One of the things I love about Go and find to be a strong supporter of serendipitous interface standardization is Go’s implicitly declared interfaces.
However, there are times you really, really want to explicitly declare an interface, such as when you have a larger interface and you want your IDE and/or the compiler to tell you when you are not implementing it correctly.
This was my situation when I was brand new to go and given the fact that go did not have an implement
keyword or similar I just assumed that you could not explicitly declare an interface.
So I did what any frustrated developer would do and I blogged to request a new language feature[1]. And lo-and-behold, someone explained that which google had failed me. And so I am blogging about it today in hopes that other Go-newbies won’t miss this wonderful technique.

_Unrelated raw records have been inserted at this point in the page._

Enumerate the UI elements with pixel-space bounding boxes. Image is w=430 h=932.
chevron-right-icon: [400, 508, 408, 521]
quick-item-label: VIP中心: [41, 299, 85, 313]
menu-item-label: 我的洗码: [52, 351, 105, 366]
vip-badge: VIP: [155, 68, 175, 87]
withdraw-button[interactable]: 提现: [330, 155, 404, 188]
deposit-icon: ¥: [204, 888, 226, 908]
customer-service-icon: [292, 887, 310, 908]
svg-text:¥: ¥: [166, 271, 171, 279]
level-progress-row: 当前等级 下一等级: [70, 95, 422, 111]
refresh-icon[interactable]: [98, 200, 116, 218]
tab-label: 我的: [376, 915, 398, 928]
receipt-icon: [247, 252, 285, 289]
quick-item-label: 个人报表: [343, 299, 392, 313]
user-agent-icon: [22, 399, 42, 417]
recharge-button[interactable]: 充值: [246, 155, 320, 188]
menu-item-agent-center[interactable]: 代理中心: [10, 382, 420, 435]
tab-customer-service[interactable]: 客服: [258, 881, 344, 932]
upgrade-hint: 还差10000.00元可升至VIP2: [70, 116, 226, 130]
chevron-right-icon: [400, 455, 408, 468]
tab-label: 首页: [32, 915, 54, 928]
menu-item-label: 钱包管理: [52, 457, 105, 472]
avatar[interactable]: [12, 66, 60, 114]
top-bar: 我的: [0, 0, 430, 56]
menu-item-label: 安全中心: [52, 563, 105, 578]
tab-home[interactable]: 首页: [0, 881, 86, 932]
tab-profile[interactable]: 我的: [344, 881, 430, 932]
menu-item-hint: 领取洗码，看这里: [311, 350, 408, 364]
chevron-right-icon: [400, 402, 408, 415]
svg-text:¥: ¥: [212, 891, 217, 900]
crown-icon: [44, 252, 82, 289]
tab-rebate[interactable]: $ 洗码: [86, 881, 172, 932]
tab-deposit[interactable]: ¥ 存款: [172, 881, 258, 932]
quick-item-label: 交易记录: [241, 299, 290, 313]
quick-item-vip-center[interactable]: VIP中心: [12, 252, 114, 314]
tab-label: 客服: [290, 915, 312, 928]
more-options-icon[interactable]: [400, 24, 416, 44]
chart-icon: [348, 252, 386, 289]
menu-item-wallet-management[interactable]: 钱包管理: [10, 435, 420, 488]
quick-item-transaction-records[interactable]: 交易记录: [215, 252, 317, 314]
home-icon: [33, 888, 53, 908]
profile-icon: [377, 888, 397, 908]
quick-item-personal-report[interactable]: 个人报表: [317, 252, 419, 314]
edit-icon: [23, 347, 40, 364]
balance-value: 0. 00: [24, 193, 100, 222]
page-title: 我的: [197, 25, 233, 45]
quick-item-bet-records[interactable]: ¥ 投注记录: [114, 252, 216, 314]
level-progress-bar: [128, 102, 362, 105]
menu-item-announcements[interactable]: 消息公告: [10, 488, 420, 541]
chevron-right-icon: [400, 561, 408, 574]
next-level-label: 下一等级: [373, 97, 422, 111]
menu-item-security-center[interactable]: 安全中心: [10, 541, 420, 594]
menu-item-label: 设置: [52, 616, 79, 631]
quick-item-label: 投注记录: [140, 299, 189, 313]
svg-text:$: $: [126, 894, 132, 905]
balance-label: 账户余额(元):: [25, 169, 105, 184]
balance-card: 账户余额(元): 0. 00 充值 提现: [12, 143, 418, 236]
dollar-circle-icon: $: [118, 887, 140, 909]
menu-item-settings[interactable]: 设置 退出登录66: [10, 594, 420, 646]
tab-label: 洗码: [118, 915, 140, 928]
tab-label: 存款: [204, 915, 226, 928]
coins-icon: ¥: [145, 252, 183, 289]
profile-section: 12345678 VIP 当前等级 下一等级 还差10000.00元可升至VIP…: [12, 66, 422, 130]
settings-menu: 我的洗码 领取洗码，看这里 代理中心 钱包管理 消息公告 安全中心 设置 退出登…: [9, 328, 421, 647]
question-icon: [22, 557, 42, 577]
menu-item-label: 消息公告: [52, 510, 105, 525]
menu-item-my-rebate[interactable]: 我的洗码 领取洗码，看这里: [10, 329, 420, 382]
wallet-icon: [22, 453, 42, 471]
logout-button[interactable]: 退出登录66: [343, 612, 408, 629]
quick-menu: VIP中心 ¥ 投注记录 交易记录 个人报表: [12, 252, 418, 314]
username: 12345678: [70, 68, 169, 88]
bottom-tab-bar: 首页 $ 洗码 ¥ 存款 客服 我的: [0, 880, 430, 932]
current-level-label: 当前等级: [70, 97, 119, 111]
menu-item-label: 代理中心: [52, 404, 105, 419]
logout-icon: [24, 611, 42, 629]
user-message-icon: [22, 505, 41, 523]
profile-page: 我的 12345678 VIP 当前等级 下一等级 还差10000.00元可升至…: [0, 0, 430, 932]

Simply put, define a variable using the blank identifier of the type of your interface, and then assign a nil pointer of your struct’s type to that blank variable, and voila, you now have explicitly defined your that your struct implements your interface:
var _ Gearboxer = (*Gearbox)(nil)
type Gearboxer interface {
Start(BoxArgs) error
Stop(BoxArgs) error
...
}
type Gearbox struct {
Config Config
Api api.Api
...
}
func (me *Gearbox) Start(args BoxArgs) error {
...
}
func (me *Gearbox) Stop(args BoxArgs) error {
...
}
...
[1] Actually, my feature request was more than just explicit interface declarations, but it was during that discussion that I learned how to declare them.)